Mais le préfet n’est pas le seul à remettre en question la légalité de cette mesure. Vendredi 10 mars, le ministère de l’Economie et des Finances a annoncé avoir saisi sa direction des affaires juridiques au sujet de la « clause Molière » afin qu’elle se prononce sur la légalité de cette dernière. Bien que Michel Sapin se refuse pour le moment à s’exprimer sur le sujet, dans les couloirs de Bercy, on estime que « ce sont des mesures racistes, discriminatoires et inapplicables », rapporte l’agence Reuters.

La directive européenne de 1996

Des mesures problématiques, notamment au regard des textes européens, dont la directive de 1996 sur les travailleurs détachés. Car en limitant le recours aux travailleurs étrangers sur les chantiers publics, cette disposition s’en prend aux ouvriers venus d’autres pays de l’Union européenne. Or cela va « à l’encontre de l’esprit européen, à l’encontre des libertés fondamentales prescrites au niveau européen », prévient l’eurodéputée LR Elisabeth Morin-Chartier, interrogée par RFI. « Parce qu’il y a une liberté fondamentale au niveau européen, qui est la libre prestation de services à travers toute l’Europe et la libre circulation des citoyens et des travailleurs. Et ce sont des libertés intangibles », explique l’élue, qui est aussi rapporteur au Parlement européen sur la révision de la directive sur les travailleurs détachés.
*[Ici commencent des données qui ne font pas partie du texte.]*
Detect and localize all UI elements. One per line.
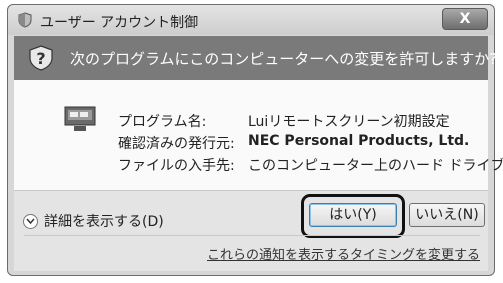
publisher-value: NEC Personal Products, Ltd.: [248, 133, 470, 149]
close-button[interactable]: X: [442, 8, 488, 30]
file-source-value: このコンピューター上のハード ドライブ: [248, 158, 503, 174]
program-details: プログラム名: Luiリモートスクリーン初期設定 確認済みの発行元: NEC P…: [14, 80, 503, 190]
publisher-label: 確認済みの発行元:: [118, 136, 235, 152]
window-title: ユーザー アカウント制御: [40, 15, 199, 31]
file-source-label: ファイルの入手先:: [118, 158, 235, 174]
program-name-value: Luiリモートスクリーン初期設定: [248, 114, 450, 130]
footer-divider: [24, 235, 480, 236]
title-bar: ユーザー アカウント制御 X: [8, 5, 494, 35]
show-details-toggle[interactable]: 詳細を表示する(D): [23, 211, 164, 231]
question-banner: ? 次のプログラムにこのコンピューターへの変更を許可しますか?: [14, 36, 497, 80]
program-icon: [64, 106, 96, 131]
uac-dialog: ユーザー アカウント制御 X ? 次のプログラムにこのコンピューターへの変更を許…: [7, 4, 503, 276]
chevron-down-icon: [23, 213, 38, 229]
show-details-label: 詳細を表示する(D): [44, 214, 164, 230]
program-name-label: プログラム名:: [118, 114, 207, 130]
question-shield-icon: ?: [29, 45, 53, 71]
notification-settings-link[interactable]: これらの通知を表示するタイミングを変更する: [207, 244, 480, 263]
no-button[interactable]: いいえ(N): [409, 203, 485, 227]
svg-text:?: ?: [36, 49, 45, 68]
dialog-footer: 詳細を表示する(D) はい(Y) いいえ(N) これらの通知を表示するタイミング…: [14, 190, 488, 271]
question-text: 次のプログラムにこのコンピューターへの変更を許可しますか?: [70, 50, 498, 68]
shield-icon: [18, 12, 32, 28]
yes-button[interactable]: はい(Y): [309, 203, 397, 227]
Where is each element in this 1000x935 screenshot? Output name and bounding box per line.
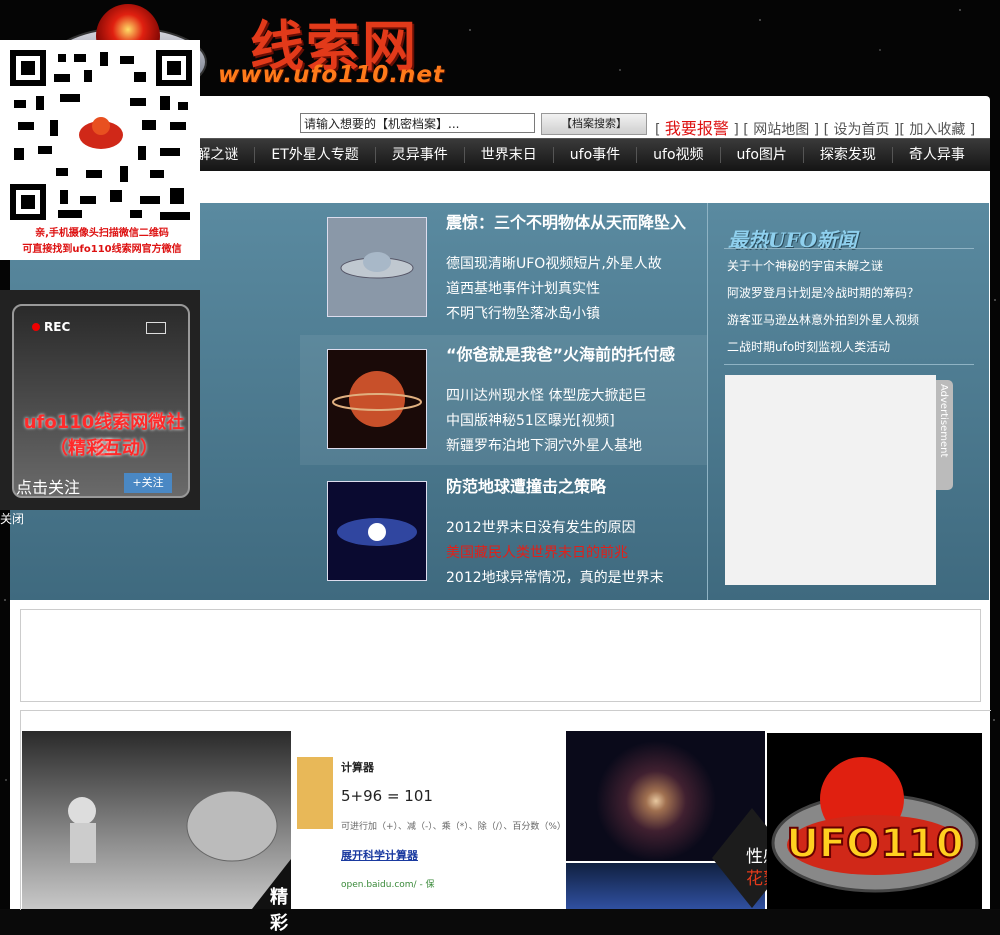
- story-card: 震惊：三个不明物体从天而降坠入 德国现清晰UFO视频短片,外星人故 道西基地事件…: [300, 203, 707, 333]
- nav-item[interactable]: 世界末日: [465, 147, 554, 163]
- feature-divider: [707, 203, 708, 600]
- wechat-community-panel[interactable]: REC ufo110线索网微社区 （精彩互动） 点击关注 +关注: [0, 290, 200, 510]
- banner-slot: [20, 609, 981, 702]
- gallery-image-astronaut[interactable]: 精彩: [22, 731, 291, 934]
- hot-news-item[interactable]: 游客亚马逊丛林意外拍到外星人视频: [727, 311, 919, 328]
- wechat-qr-panel: 亲,手机摄像头扫描微信二维码 可直接找到ufo110线索网官方微信: [0, 40, 200, 260]
- calc-url: open.baidu.com/ - 保: [341, 880, 435, 890]
- qr-code-icon[interactable]: [10, 50, 192, 220]
- story-title[interactable]: 防范地球遭撞击之策略: [446, 473, 606, 497]
- calc-expand-link[interactable]: 展开科学计算器: [341, 847, 418, 863]
- story-link[interactable]: 新疆罗布泊地下洞穴外星人基地: [446, 435, 642, 455]
- nav-item[interactable]: 奇人异事: [893, 147, 981, 163]
- story-card: 防范地球遭撞击之策略 2012世界末日没有发生的原因 美国藏民人类世界末日的前兆…: [300, 467, 707, 597]
- sitemap-link[interactable]: 网站地图: [753, 122, 809, 138]
- nav-item[interactable]: ufo图片: [721, 147, 804, 163]
- hot-news-item[interactable]: 关于十个神秘的宇宙未解之谜: [727, 257, 883, 274]
- story-link[interactable]: 道西基地事件计划真实性: [446, 278, 600, 298]
- story-link[interactable]: 2012世界末日没有发生的原因: [446, 517, 636, 537]
- set-homepage-link[interactable]: 设为首页: [834, 122, 890, 138]
- nav-item[interactable]: 探索发现: [804, 147, 893, 163]
- rec-dot-icon: [32, 323, 40, 331]
- story-title[interactable]: “你爸就是我爸”火海前的托付感: [446, 341, 675, 365]
- hot-divider: [724, 248, 974, 249]
- rec-label: REC: [44, 320, 71, 334]
- story-card: “你爸就是我爸”火海前的托付感 四川达州现水怪 体型庞大掀起巨 中国版神秘51区…: [300, 335, 707, 465]
- calc-expression: 5+96 = 101: [341, 787, 433, 805]
- ufo-logo-large: UFO110: [771, 757, 979, 893]
- story-link[interactable]: 2012地球异常情况，真的是世界末: [446, 567, 664, 587]
- qr-caption-1: 亲,手机摄像头扫描微信二维码: [35, 228, 169, 239]
- story-thumbnail[interactable]: [327, 481, 427, 581]
- hot-divider: [724, 364, 974, 365]
- nav-item[interactable]: ufo事件: [554, 147, 638, 163]
- close-button[interactable]: 关闭: [0, 510, 24, 527]
- story-thumbnail[interactable]: [327, 217, 427, 317]
- story-title[interactable]: 震惊：三个不明物体从天而降坠入: [446, 209, 686, 233]
- story-link[interactable]: 不明飞行物坠落冰岛小镇: [446, 303, 600, 323]
- ad-slot[interactable]: [725, 375, 936, 585]
- search-input[interactable]: [300, 113, 535, 133]
- ad-label: Advertisement: [938, 384, 949, 458]
- report-link[interactable]: 我要报警: [665, 119, 729, 138]
- gallery-image-ufo-logo[interactable]: UFO110: [767, 733, 982, 909]
- hot-news-item[interactable]: 阿波罗登月计划是冷战时期的筹码？: [727, 284, 919, 301]
- top-links: [ 我要报警 ] [ 网站地图 ] [ 设为首页 ][ 加入收藏 ]: [655, 119, 976, 138]
- astronaut-art: [68, 790, 291, 909]
- site-url[interactable]: www.ufo110.net: [218, 62, 445, 88]
- gallery-image-calculator[interactable]: 计算器 5+96 = 101 可进行加（+）、减（-）、乘（*）、除（/）、百分…: [291, 731, 593, 909]
- search-button[interactable]: 【档案搜索】: [541, 113, 647, 135]
- qr-caption-2: 可直接找到ufo110线索网官方微信: [22, 244, 182, 255]
- nav-item[interactable]: ET外星人专题: [255, 147, 376, 163]
- gallery-tag-wonderful: 精彩: [270, 887, 288, 934]
- follow-prompt: 点击关注: [16, 478, 81, 497]
- battery-icon: [146, 322, 166, 334]
- hot-news-item[interactable]: 二战时期ufo时刻监视人类活动: [727, 338, 890, 355]
- story-thumbnail[interactable]: [327, 349, 427, 449]
- calc-description: 可进行加（+）、减（-）、乘（*）、除（/）、百分数（%）等算术: [341, 822, 593, 832]
- nav-item[interactable]: 灵异事件: [376, 147, 465, 163]
- ad-tab[interactable]: Advertisement: [936, 380, 953, 490]
- story-link[interactable]: 中国版神秘51区曝光[视频]: [446, 410, 615, 430]
- calc-title: 计算器: [341, 761, 374, 774]
- add-favorite-link[interactable]: 加入收藏: [909, 122, 965, 138]
- calculator-icon: [297, 757, 333, 829]
- story-link[interactable]: 德国现清晰UFO视频短片,外星人故: [446, 253, 662, 273]
- follow-button[interactable]: +关注: [124, 473, 172, 493]
- story-link[interactable]: 四川达州现水怪 体型庞大掀起巨: [446, 385, 646, 405]
- logo-text-large: UFO110: [786, 821, 963, 867]
- community-subtitle: （精彩互动）: [50, 438, 158, 459]
- nav-item[interactable]: ufo视频: [637, 147, 721, 163]
- story-link[interactable]: 美国藏民人类世界末日的前兆: [446, 542, 628, 562]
Sept pays de l'Union européenne, dont la France, veulent une réforme de cette directive, estimant qu’elle laisse libre cours aux abus et aux fraudes. Les travailleurs détachés en France, venant de Pologne ou de Bulgarie par exemple, doivent normalement être payés au salaire minimum français, explique l’eurodéputée Elisabeth Morin-Chartier, « mais bien souvent, ce qui se passe c’est qu’on défalque de leur Smic des frais d’hébergement, des frais de transport, de nourriture. Et donc ils sont payés bien en dessous du Smic. C’est une forme de dumping social. »

Sujet sensible pour l'UE

Le sujet est source de conflit au sein de Vingt-Huit, opposant les défenseurs de la libre circulation et les détracteurs d'un présumé « dumping social ». L’année dernière, la Commission européenne a donc proposé une révision du texte, suggérant qu'un travailleur détaché au sein de l'UE bénéficie désormais des conditions de rémunération en vigueur dans son pays d'accueil et non plus seulement du salaire minimum appliqué dans ce pays. Mais le dossier n’a guère progressé depuis, faisant face à l’opposition d’une dizaine de pays d’Europe de l’Est.

Dans ce contexte tendu, Elisabeth Morin-Chartier voit « la clause Molière » d’un très mauvais œil. Il faut s’attendre selon elle à un retour de bâton : « Il y a 200 000 Français qui sont travailleurs détachés à l’étranger, alors quand les Français prennent des décisions comme la clause Molière en les insérant dans les marchés publics, il faut qu’ils s’attendent à une chose : qu’il y ait la réponse du berger à la bergère et que les Hongrois, les Polonais exigent la même chose des Français. Non, c’est une mauvaise route, un très mauvais pli ». L’eurodéputée a même écrit une lettre au candidat de son parti, François Fillon, pour l’alerter sur ce « repli national qui ne dit pas son nom ».


Une disposition « nationaliste » et « électoraliste »

En France, outre les réactions de l’opposition dans les collectivités territoriales concernées - le Front de gauche francilien dénonçant notamment une clause « abusive et discriminatoire » et le PS pointant « un problème de légalité » - plusieurs syndicats ont élevé la voix ce mardi 14 mars. Interrogé sur France Inter, Philippe Martinez, numéro un de la CGT, a estimé que cette mesure « purement électoraliste » allait « sur les traces du Front national », en stigmatisant « les étrangers parce qu'ils ne parleraient pas assez bien français ».

La CFDT, elle, a fustigé dans un communiqué « l’instrumentalisation » de la santé et de la sécurité des salariés avec une clause « inacceptable » qui « ne règle en rien la question du travail illégal ». « Vous commencez comme ça, et puis après vous commencez à faire du favoritisme, et puis ensuite vous fermez les frontières françaises, et puis vous finissez par sortir de l'euro », a estimé pour sa part Pierre Gattaz, le patron du Medef, qui a mis en garde contre une « dérive nationaliste » lors de sa conférence de presse mensuelle.